In this case, the court held that she was bound to do so, for any reasonable man looking at their conduct would at once conclude that they must have intended to share the prize. In the case Merritt v. Merritt  , the Court applied the necessity of objective intent. Here it was stated that an agreement to transfer to the wife the beneficial ownership of the matrimonial home made at the time of separation was held to be binding.
But, there has always being a contradiction whether deciding subjective or objective intent. In the cases below we will find contradictions to the above discussion.
Air Great Lakes Pty Ltd v KS Easter (Holdings) Pty Ltd
In this case, there is a debate whether there should be an objective intent or subjective intent. In the opinion of Mahoney JA, there should be a subjective intent to contract which the law takes into account in determining whether a contract exists but it is not, or not always, the determining factor. According to him, the actual existence of a contract is a consequence which the law imposes upon, or sees as a result of, what the parties have said and done. He emphasized on the subjective intent of the contract. His judgement was taken into consideration while determining whether there is a need for a subjective or objective intent.
The Supreme Court following the facts of an English Case i.e.
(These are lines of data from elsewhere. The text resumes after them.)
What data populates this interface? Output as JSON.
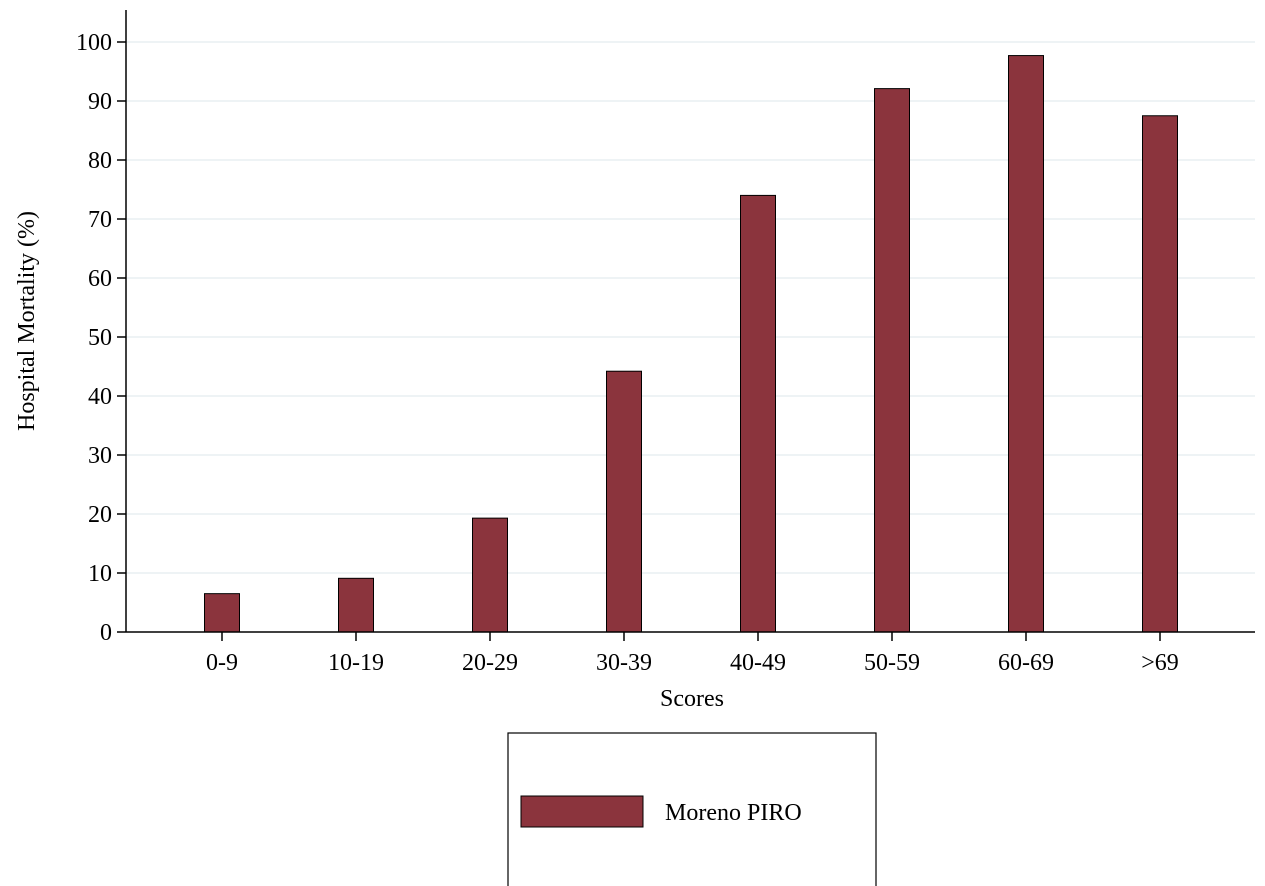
{
  "chart_data": {
    "type": "bar",
    "title": "",
    "xlabel": "Scores",
    "ylabel": "Hospital Mortality (%)",
    "categories": [
      "0-9",
      "10-19",
      "20-29",
      "30-39",
      "40-49",
      "50-59",
      "60-69",
      ">69"
    ],
    "series": [
      {
        "name": "Moreno PIRO",
        "values": [
          6.5,
          9.1,
          19.3,
          44.2,
          74.0,
          92.1,
          97.7,
          87.5
        ],
        "color": "#8b343d"
      }
    ],
    "ylim": [
      0,
      100
    ],
    "yticks": [
      0,
      10,
      20,
      30,
      40,
      50,
      60,
      70,
      80,
      90,
      100
    ],
    "grid": true,
    "legend_position": "bottom"
  }
}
Edwards v. Skyways  stated in the Indian case Bahamas Oil Refinning Co v Kristiansands Tankrederie  , the court stated that “In deciding whether there or not there was any contract in relation to a certain transaction, or whether or not sufficient notice of a certain term was given, the law applies an objective and not subjective test……In the absence of such evidence, how can the court assume, that the master did intent to enter into a contract.” 
A View of France approach to Intent determination.
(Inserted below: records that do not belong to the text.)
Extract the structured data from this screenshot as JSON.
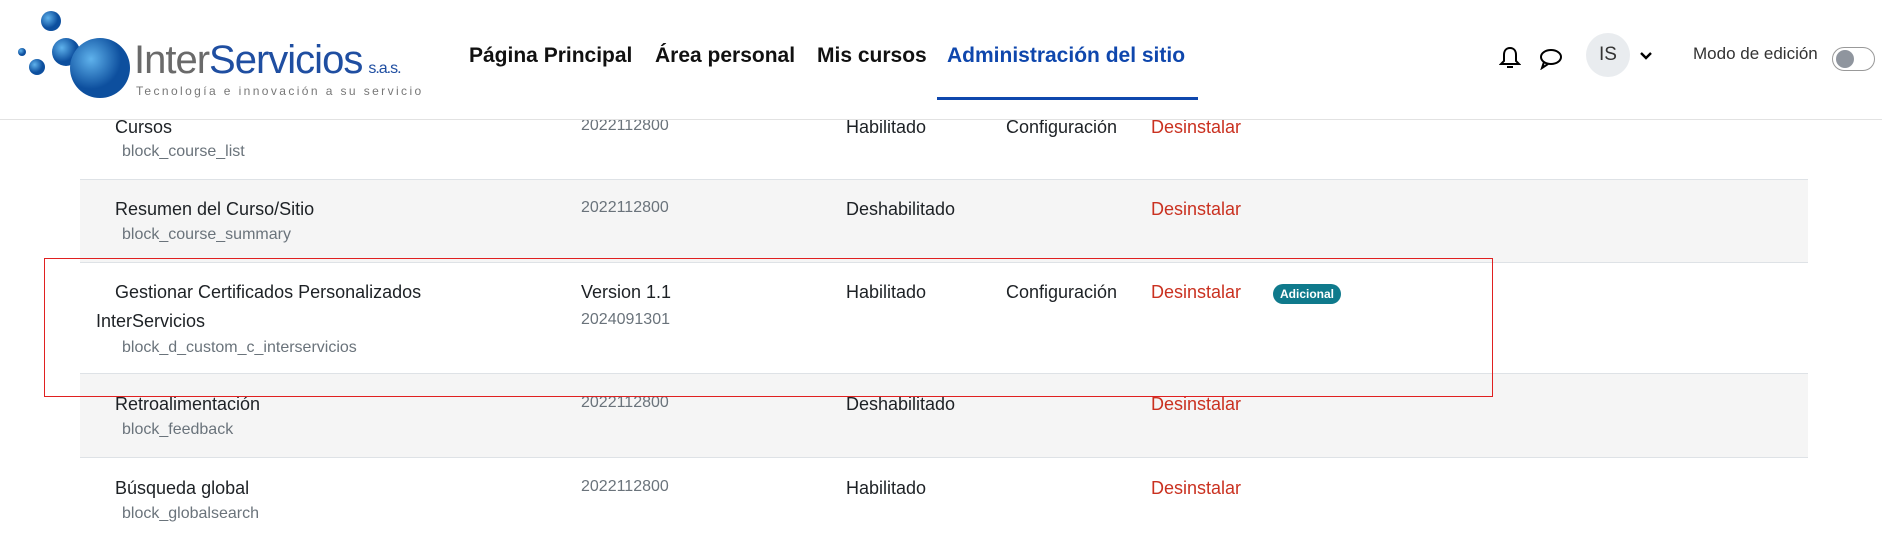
{
  "logo": {
    "name_a": "Inter",
    "name_b": "Servicios",
    "sas": "s.a.s.",
    "tagline": "Tecnología e innovación a su servicio"
  },
  "nav": [
    "Página Principal",
    "Área personal",
    "Mis cursos",
    "Administración del sitio"
  ],
  "user": {
    "initials": "IS"
  },
  "edit_mode": {
    "label": "Modo de edición",
    "on": false
  },
  "rows": [
    {
      "name": "Cursos",
      "component": "block_course_list",
      "version": "2022112800",
      "status": "Habilitado",
      "settings": "Configuración",
      "uninstall": "Desinstalar"
    },
    {
      "name": "Resumen del Curso/Sitio",
      "component": "block_course_summary",
      "version": "2022112800",
      "status": "Deshabilitado",
      "uninstall": "Desinstalar"
    },
    {
      "name_line1": "Gestionar Certificados Personalizados",
      "name_line2": "InterServicios",
      "component": "block_d_custom_c_interservicios",
      "release": "Version 1.1",
      "version": "2024091301",
      "status": "Habilitado",
      "settings": "Configuración",
      "uninstall": "Desinstalar",
      "badge": "Adicional"
    },
    {
      "name": "Retroalimentación",
      "component": "block_feedback",
      "version": "2022112800",
      "status": "Deshabilitado",
      "uninstall": "Desinstalar"
    },
    {
      "name": "Búsqueda global",
      "component": "block_globalsearch",
      "version": "2022112800",
      "status": "Habilitado",
      "uninstall": "Desinstalar"
    }
  ],
  "colors": {
    "accent": "#0f47ad",
    "uninstall": "#ca3120",
    "badge": "#0f7a8c",
    "highlight": "#e02020"
  }
}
So, it is clear that there are contentions about the position of Subjective or objective theory. In France judicial system , the topic is different. It is more or less concerned with the Subjective theory of Intent.
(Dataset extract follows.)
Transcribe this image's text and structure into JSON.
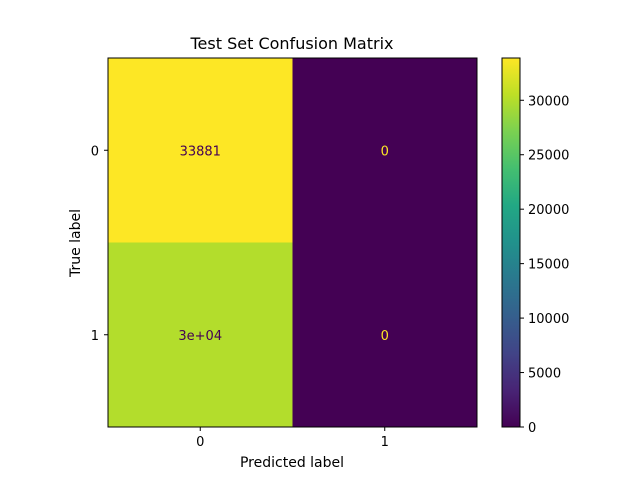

“The French position on the subjective theory of contracts is revealed through the recurrent repetition of statements like this one from the Calamari and Perillo Hornbook on Contracts: “the subjective theory dominates thinking about contract [in France.] Or this one: For a contract to exist in French law there must be a subjective agreement as to its terms; in English law an objective agreement suffices’” 
From the above discussion it is clear that in order to decide whether a contract is judged on the basis of intent i.e. Subjective intent or Objective intent, it is necessary to inculcation of both the intentions. Only then, it is easier for a judge to determine the case. In my opinion, there needs to be approach towards determining both the intents. In the case Perala Krishnayyam Chettiar v. G. Paimanathan Chettiar  , where the facts of the case presented a subjective theory of intent rather than objective in the formation of intent. So, I would like to concentrate on the inculcation of both the subjective as well as the objective intent of theory.